Enjoying London, USOC wants to host Olympics, too

U.S. Olympic leaders and their athletes are having such a great

time at the London Games, they’d like to host a party like this,

too, someday soon.

”We think the games need to come to America, and the sooner,

the better,” Larry Probst, chairman of the U.S. Olympic Committee,

said Saturday at a news conference.

When the team returns home, a USOC panel will look into whether

the federation should bid for the 2024 Summer Olympics or the 2026

Winter Games. The United States hasn’t hosted the Olympics since

the 2002 Winter Games in Salt Lake City and hasn’t hosted a Summer

Olympics since 1996 in Atlanta.

With 41 medals left to be awarded at the Olympics as of Saturday

afternoon, the United States had won both the most overall (95) and

gold (41) medals.

Pleased as he was with that, USOC CEO Scott Blackmun also noted

that Britain was in third place in the gold-medal count with 26 –

part of its best medal haul since the 1908 London Olympics. He

acknowledged that competing on home turf can provide the home

country’s athletes with a huge boost.

”It really gives the athletes life,” Blackmun said. ”We

expect Brazil will have quite a few athletes that will rise to the

podium and have lifetime bests” in four years at the Rio

Games.

”It’s a fact of life in the Olympic world,” Blackmun said.

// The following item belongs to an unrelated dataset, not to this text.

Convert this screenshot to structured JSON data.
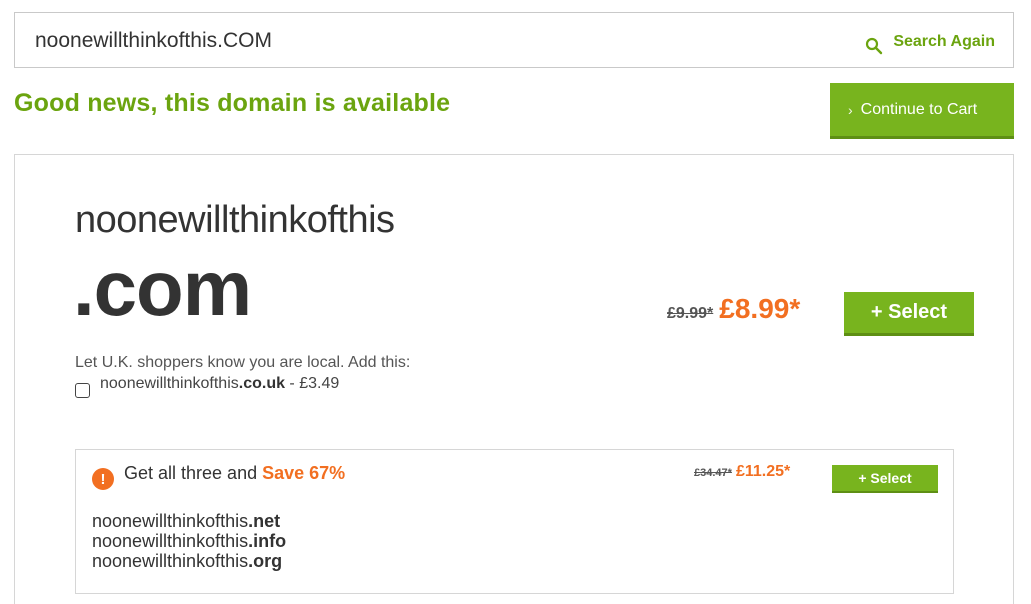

”It’s one of the reasons we’d like to host the games in the U.S.

in the not-too-distant future.”

America’s last two bid cities – New York for 2012 and Chicago

for 2016 – were roundly rejected by the International Olympic

Committee. The USOC decided to pass on bidding for the 2020 Games

while it shored up its international relationships and resolved its

long-running feud with the IOC about revenue sharing.

Earlier this summer, the revenue issue was resolved and the USOC

got serious about getting into the bid game again.

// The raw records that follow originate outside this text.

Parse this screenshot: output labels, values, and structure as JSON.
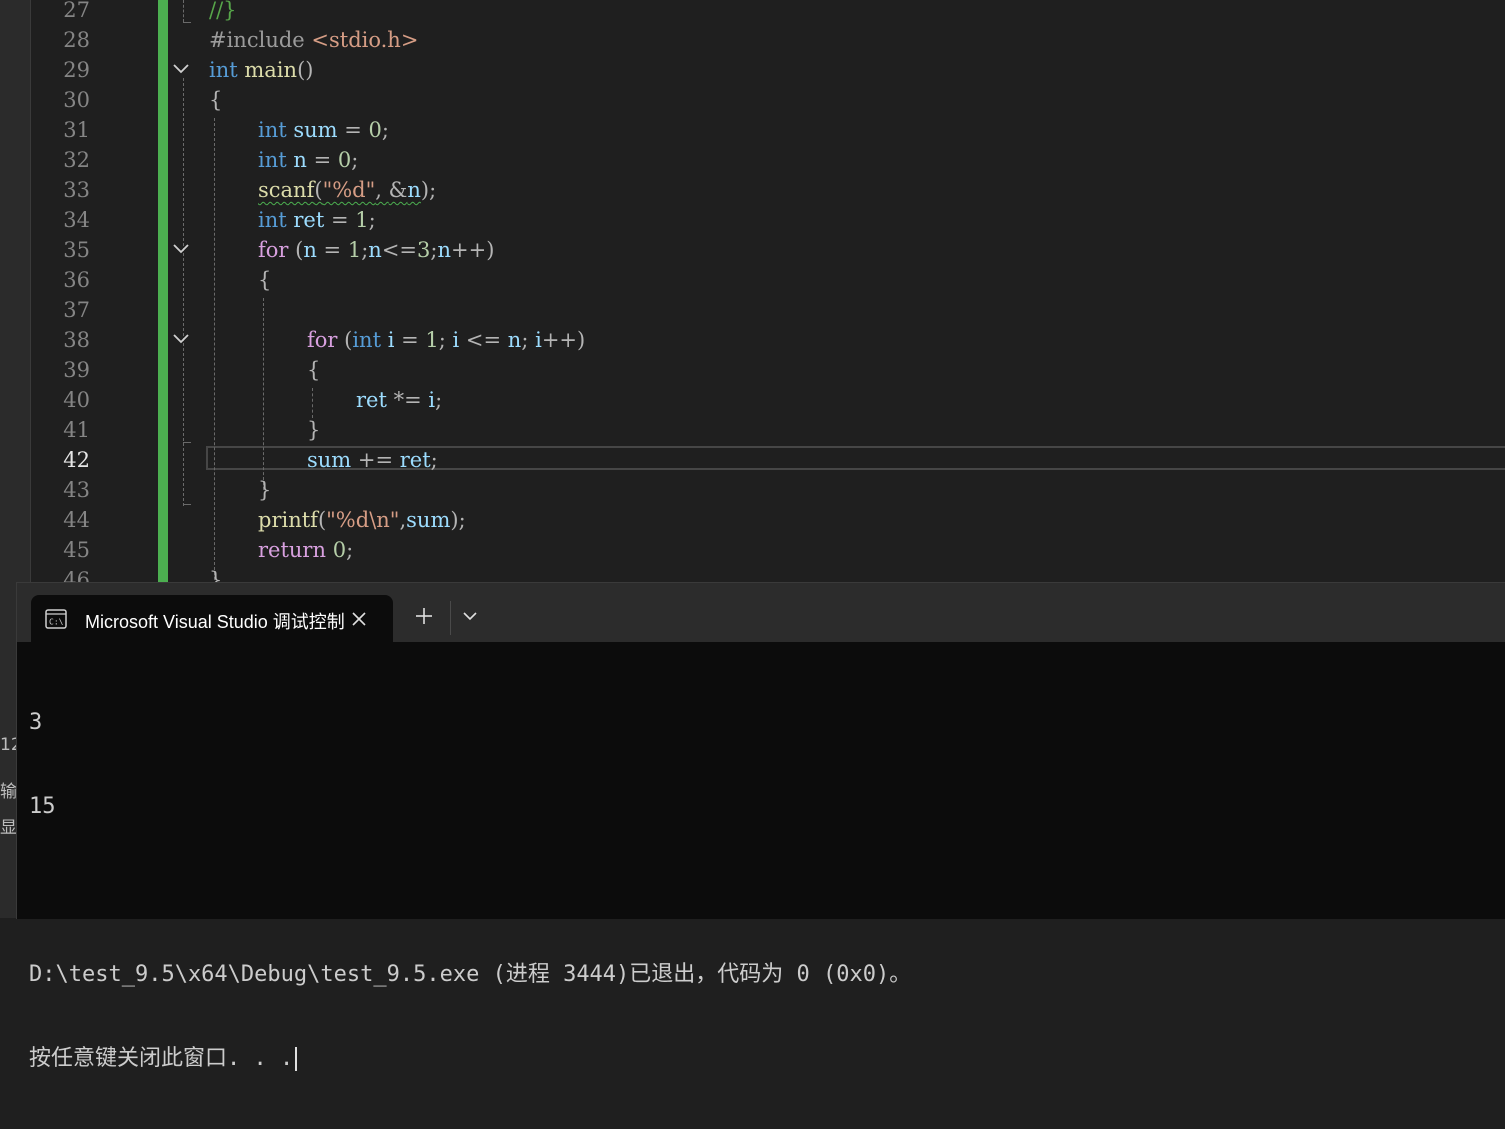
{
  "editor": {
    "lines": [
      {
        "num": "27",
        "indent": 0,
        "fold": false,
        "tokens": [
          {
            "t": "//}",
            "c": "cmt"
          }
        ]
      },
      {
        "num": "28",
        "indent": 0,
        "fold": false,
        "tokens": [
          {
            "t": "#include ",
            "c": "pp"
          },
          {
            "t": "<stdio.h>",
            "c": "inc"
          }
        ]
      },
      {
        "num": "29",
        "indent": 0,
        "fold": true,
        "tokens": [
          {
            "t": "int",
            "c": "kw"
          },
          {
            "t": " ",
            "c": ""
          },
          {
            "t": "main",
            "c": "fn"
          },
          {
            "t": "()",
            "c": "pun"
          }
        ]
      },
      {
        "num": "30",
        "indent": 0,
        "fold": false,
        "tokens": [
          {
            "t": "{",
            "c": "pun"
          }
        ]
      },
      {
        "num": "31",
        "indent": 1,
        "fold": false,
        "tokens": [
          {
            "t": "int",
            "c": "kw"
          },
          {
            "t": " ",
            "c": ""
          },
          {
            "t": "sum",
            "c": "var"
          },
          {
            "t": " = ",
            "c": "op"
          },
          {
            "t": "0",
            "c": "num"
          },
          {
            "t": ";",
            "c": "pun"
          }
        ]
      },
      {
        "num": "32",
        "indent": 1,
        "fold": false,
        "tokens": [
          {
            "t": "int",
            "c": "kw"
          },
          {
            "t": " ",
            "c": ""
          },
          {
            "t": "n",
            "c": "var"
          },
          {
            "t": " = ",
            "c": "op"
          },
          {
            "t": "0",
            "c": "num"
          },
          {
            "t": ";",
            "c": "pun"
          }
        ]
      },
      {
        "num": "33",
        "indent": 1,
        "fold": false,
        "tokens": [
          {
            "t": "scanf",
            "c": "fn squig"
          },
          {
            "t": "(",
            "c": "pun squig"
          },
          {
            "t": "\"%d\"",
            "c": "str squig"
          },
          {
            "t": ", ",
            "c": "pun squig"
          },
          {
            "t": "&",
            "c": "op squig"
          },
          {
            "t": "n",
            "c": "var squig"
          },
          {
            "t": ");",
            "c": "pun"
          }
        ]
      },
      {
        "num": "34",
        "indent": 1,
        "fold": false,
        "tokens": [
          {
            "t": "int",
            "c": "kw"
          },
          {
            "t": " ",
            "c": ""
          },
          {
            "t": "ret",
            "c": "var"
          },
          {
            "t": " = ",
            "c": "op"
          },
          {
            "t": "1",
            "c": "num"
          },
          {
            "t": ";",
            "c": "pun"
          }
        ]
      },
      {
        "num": "35",
        "indent": 1,
        "fold": true,
        "tokens": [
          {
            "t": "for",
            "c": "ctl"
          },
          {
            "t": " (",
            "c": "pun"
          },
          {
            "t": "n",
            "c": "var"
          },
          {
            "t": " = ",
            "c": "op"
          },
          {
            "t": "1",
            "c": "num"
          },
          {
            "t": ";",
            "c": "pun"
          },
          {
            "t": "n",
            "c": "var"
          },
          {
            "t": "<=",
            "c": "op"
          },
          {
            "t": "3",
            "c": "num"
          },
          {
            "t": ";",
            "c": "pun"
          },
          {
            "t": "n",
            "c": "var"
          },
          {
            "t": "++)",
            "c": "op"
          }
        ]
      },
      {
        "num": "36",
        "indent": 1,
        "fold": false,
        "tokens": [
          {
            "t": "{",
            "c": "pun"
          }
        ]
      },
      {
        "num": "37",
        "indent": 2,
        "fold": false,
        "tokens": []
      },
      {
        "num": "38",
        "indent": 2,
        "fold": true,
        "tokens": [
          {
            "t": "for",
            "c": "ctl"
          },
          {
            "t": " (",
            "c": "pun"
          },
          {
            "t": "int",
            "c": "kw"
          },
          {
            "t": " ",
            "c": ""
          },
          {
            "t": "i",
            "c": "var"
          },
          {
            "t": " = ",
            "c": "op"
          },
          {
            "t": "1",
            "c": "num"
          },
          {
            "t": "; ",
            "c": "pun"
          },
          {
            "t": "i",
            "c": "var"
          },
          {
            "t": " <= ",
            "c": "op"
          },
          {
            "t": "n",
            "c": "var"
          },
          {
            "t": "; ",
            "c": "pun"
          },
          {
            "t": "i",
            "c": "var"
          },
          {
            "t": "++)",
            "c": "op"
          }
        ]
      },
      {
        "num": "39",
        "indent": 2,
        "fold": false,
        "tokens": [
          {
            "t": "{",
            "c": "pun"
          }
        ]
      },
      {
        "num": "40",
        "indent": 3,
        "fold": false,
        "tokens": [
          {
            "t": "ret",
            "c": "var"
          },
          {
            "t": " *= ",
            "c": "op"
          },
          {
            "t": "i",
            "c": "var"
          },
          {
            "t": ";",
            "c": "pun"
          }
        ]
      },
      {
        "num": "41",
        "indent": 2,
        "fold": false,
        "tokens": [
          {
            "t": "}",
            "c": "pun"
          }
        ]
      },
      {
        "num": "42",
        "indent": 2,
        "fold": false,
        "tokens": [
          {
            "t": "sum",
            "c": "var"
          },
          {
            "t": " += ",
            "c": "op"
          },
          {
            "t": "ret",
            "c": "var"
          },
          {
            "t": ";",
            "c": "pun"
          }
        ],
        "active": true
      },
      {
        "num": "43",
        "indent": 1,
        "fold": false,
        "tokens": [
          {
            "t": "}",
            "c": "pun"
          }
        ]
      },
      {
        "num": "44",
        "indent": 1,
        "fold": false,
        "tokens": [
          {
            "t": "printf",
            "c": "fn"
          },
          {
            "t": "(",
            "c": "pun"
          },
          {
            "t": "\"%d\\n\"",
            "c": "str"
          },
          {
            "t": ",",
            "c": "pun"
          },
          {
            "t": "sum",
            "c": "var"
          },
          {
            "t": ");",
            "c": "pun"
          }
        ]
      },
      {
        "num": "45",
        "indent": 1,
        "fold": false,
        "tokens": [
          {
            "t": "return",
            "c": "ctl"
          },
          {
            "t": " ",
            "c": ""
          },
          {
            "t": "0",
            "c": "num"
          },
          {
            "t": ";",
            "c": "pun"
          }
        ]
      },
      {
        "num": "46",
        "indent": 0,
        "fold": false,
        "tokens": [
          {
            "t": "}",
            "c": "pun"
          }
        ]
      }
    ]
  },
  "terminal": {
    "tab_title": "Microsoft Visual Studio 调试控制台",
    "output_lines": [
      "3",
      "15",
      "",
      "D:\\test_9.5\\x64\\Debug\\test_9.5.exe (进程 3444)已退出，代码为 0 (0x0)。",
      "按任意键关闭此窗口. . ."
    ]
  },
  "background_panel": {
    "fragments": [
      "12",
      "输",
      "显"
    ]
  },
  "colors": {
    "change_bar": "#4caf50",
    "keyword": "#569cd6",
    "control": "#d8a0df",
    "variable": "#9cdcfe",
    "function": "#dcdcaa",
    "string": "#d69d85",
    "number": "#b5cea8",
    "terminal_bg": "#0c0c0c"
  }
}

The bid committee is expected to give its first report to the

full USOC board at its quarterly meeting in December.

Among the key issues will be whether to go for the Winter or

Summer Games.

Possible winter cities would include Denver, Bozeman, Mont., and

Lake Tahoe. Summer candidates could include New York, Los Angeles,

Chicago and San Francisco.

”We’d like to pull off a games just the way London did,”

Blackmun said. ”We need to talk about, should it be ’24, should it

be ’26, what kind of city should we look at? But we definitely look

at this experience as something we’d aspire to.”